Tokenize, Detokenize

Llama.cpp provides tokenization and detokenization APIs to convert between text and tokens. These operations are essential for:

  • Inspecting token counts (useful for cost estimation, token limits).
  • Debugging generation issues (e.g., understanding how input text is split into tokens).
  • Rebuilding text from tokens.

Tokenize

The tokenize method splits a given prompt into an array of tokens (integers), representing the internal model encoding.

Code

use Partitech\PhpMistral\Clients\LlamaCpp\LlamaCppClient;

$llamacppUrl = getenv('LLAMACPP_URL');
$llamacppApiKey = getenv('LLAMACPP_API_KEY');

$client = new LlamaCppClient(apiKey: $llamacppApiKey, url: $llamacppUrl);

try {
    $tokens = $client->tokenize(prompt: 'What are the ingredients that make up dijon mayonnaise?');
} catch (\Throwable $e) {
    echo $e->getMessage();
    exit(1);
}

print_r($tokens->getTokens());  // Array of token IDs
echo "count: " . $tokens->getTokens()->count() . PHP_EOL;  // Total number of tokens

Detokenize

The detokenize method reconstructs the original text (or close to it) from an array of tokens.
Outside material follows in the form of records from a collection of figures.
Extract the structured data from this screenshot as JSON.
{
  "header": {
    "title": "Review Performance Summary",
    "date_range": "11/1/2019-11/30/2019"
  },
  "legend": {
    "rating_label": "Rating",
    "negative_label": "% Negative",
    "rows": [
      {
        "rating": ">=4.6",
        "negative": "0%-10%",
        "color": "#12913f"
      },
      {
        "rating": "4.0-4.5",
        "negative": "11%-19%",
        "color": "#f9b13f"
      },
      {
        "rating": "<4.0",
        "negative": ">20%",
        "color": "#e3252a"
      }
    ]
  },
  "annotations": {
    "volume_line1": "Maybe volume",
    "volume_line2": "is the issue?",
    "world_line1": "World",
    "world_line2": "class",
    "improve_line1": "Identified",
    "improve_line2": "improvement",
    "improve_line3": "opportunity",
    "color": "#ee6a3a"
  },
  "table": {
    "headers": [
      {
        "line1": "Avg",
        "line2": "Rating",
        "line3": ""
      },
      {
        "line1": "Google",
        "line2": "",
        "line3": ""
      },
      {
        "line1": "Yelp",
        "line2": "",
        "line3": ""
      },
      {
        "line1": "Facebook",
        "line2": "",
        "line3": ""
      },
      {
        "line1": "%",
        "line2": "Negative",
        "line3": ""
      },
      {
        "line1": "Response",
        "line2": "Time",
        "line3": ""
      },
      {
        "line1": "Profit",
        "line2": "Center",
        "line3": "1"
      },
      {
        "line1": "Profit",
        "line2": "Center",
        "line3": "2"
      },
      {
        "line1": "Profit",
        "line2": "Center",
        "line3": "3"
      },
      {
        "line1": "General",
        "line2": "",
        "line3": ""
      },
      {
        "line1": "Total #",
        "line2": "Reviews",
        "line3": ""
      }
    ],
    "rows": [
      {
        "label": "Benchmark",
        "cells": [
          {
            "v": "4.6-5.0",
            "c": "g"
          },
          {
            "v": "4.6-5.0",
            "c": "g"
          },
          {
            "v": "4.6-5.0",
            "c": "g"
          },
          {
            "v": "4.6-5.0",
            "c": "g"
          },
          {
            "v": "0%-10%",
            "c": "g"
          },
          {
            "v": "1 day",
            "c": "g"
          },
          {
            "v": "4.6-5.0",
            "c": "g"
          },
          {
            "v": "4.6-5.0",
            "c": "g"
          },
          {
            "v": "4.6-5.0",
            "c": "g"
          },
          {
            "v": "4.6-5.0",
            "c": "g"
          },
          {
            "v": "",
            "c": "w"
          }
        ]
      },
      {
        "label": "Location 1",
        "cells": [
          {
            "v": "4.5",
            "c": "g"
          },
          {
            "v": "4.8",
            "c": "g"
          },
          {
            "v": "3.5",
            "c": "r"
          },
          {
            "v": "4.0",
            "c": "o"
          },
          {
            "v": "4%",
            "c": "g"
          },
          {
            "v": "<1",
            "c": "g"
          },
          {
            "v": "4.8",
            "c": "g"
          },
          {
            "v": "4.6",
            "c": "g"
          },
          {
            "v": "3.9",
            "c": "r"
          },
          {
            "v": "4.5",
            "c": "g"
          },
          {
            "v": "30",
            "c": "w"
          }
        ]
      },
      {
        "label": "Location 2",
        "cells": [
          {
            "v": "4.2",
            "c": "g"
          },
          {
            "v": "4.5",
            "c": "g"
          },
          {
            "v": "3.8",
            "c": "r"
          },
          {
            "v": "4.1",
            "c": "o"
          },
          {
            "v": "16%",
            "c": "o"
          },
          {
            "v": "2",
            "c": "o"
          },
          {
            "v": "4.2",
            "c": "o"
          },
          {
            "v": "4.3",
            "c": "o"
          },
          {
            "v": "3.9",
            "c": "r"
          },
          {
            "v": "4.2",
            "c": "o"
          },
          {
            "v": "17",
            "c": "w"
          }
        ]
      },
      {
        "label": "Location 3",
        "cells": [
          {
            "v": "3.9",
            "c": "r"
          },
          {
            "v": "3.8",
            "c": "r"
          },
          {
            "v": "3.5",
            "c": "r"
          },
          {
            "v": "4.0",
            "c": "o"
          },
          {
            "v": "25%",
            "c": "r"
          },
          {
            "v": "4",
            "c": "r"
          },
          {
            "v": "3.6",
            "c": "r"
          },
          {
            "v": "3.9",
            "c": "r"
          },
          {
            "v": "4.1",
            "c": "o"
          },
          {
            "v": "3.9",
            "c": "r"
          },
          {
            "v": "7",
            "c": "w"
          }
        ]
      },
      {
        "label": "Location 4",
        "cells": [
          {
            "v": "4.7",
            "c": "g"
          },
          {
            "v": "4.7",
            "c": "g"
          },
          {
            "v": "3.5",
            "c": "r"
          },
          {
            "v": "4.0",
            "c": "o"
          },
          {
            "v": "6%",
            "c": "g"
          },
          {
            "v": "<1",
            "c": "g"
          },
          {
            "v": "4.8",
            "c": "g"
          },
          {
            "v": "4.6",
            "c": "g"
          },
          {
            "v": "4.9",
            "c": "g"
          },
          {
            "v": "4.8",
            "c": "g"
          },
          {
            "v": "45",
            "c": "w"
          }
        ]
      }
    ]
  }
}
This is useful for reversing tokenization or inspecting intermediate token sequences.

Code

use Partitech\PhpMistral\Clients\LlamaCpp\LlamaCppClient;

$llamacppUrl = getenv('LLAMACPP_URL');
$llamacppApiKey = getenv('LLAMACPP_API_KEY');

$client = new LlamaCppClient(apiKey: $llamacppApiKey, url: $llamacppUrl);

try {
    $result = $client->detokenize(tokens: $tokens->getTokens()->getArrayCopy());
} catch (\Throwable $e) {
    echo $e->getMessage();
    exit(1);
}

echo $result->getPrompt() . PHP_EOL;  // Reconstructed text

Example Flow

  1. Tokenize Input:
Prompt: What are the ingredients that make up dijon mayonnaise?
Tokens: [29871, 590, 278, 12058, 349, 366, 709, 8113, 14760, 837, 30]
Count: 11
  1. Detokenize Tokens:
Text: What are the ingredients that make up dijon mayonnaise?

Use Cases

  • Cost estimation: Check token counts before sending prompts to avoid exceeding token limits.
  • Model debugging: Understand how inputs are tokenized, which affects model behavior.
  • Text reconstruction: Rebuild readable text from generated or intermediate tokens.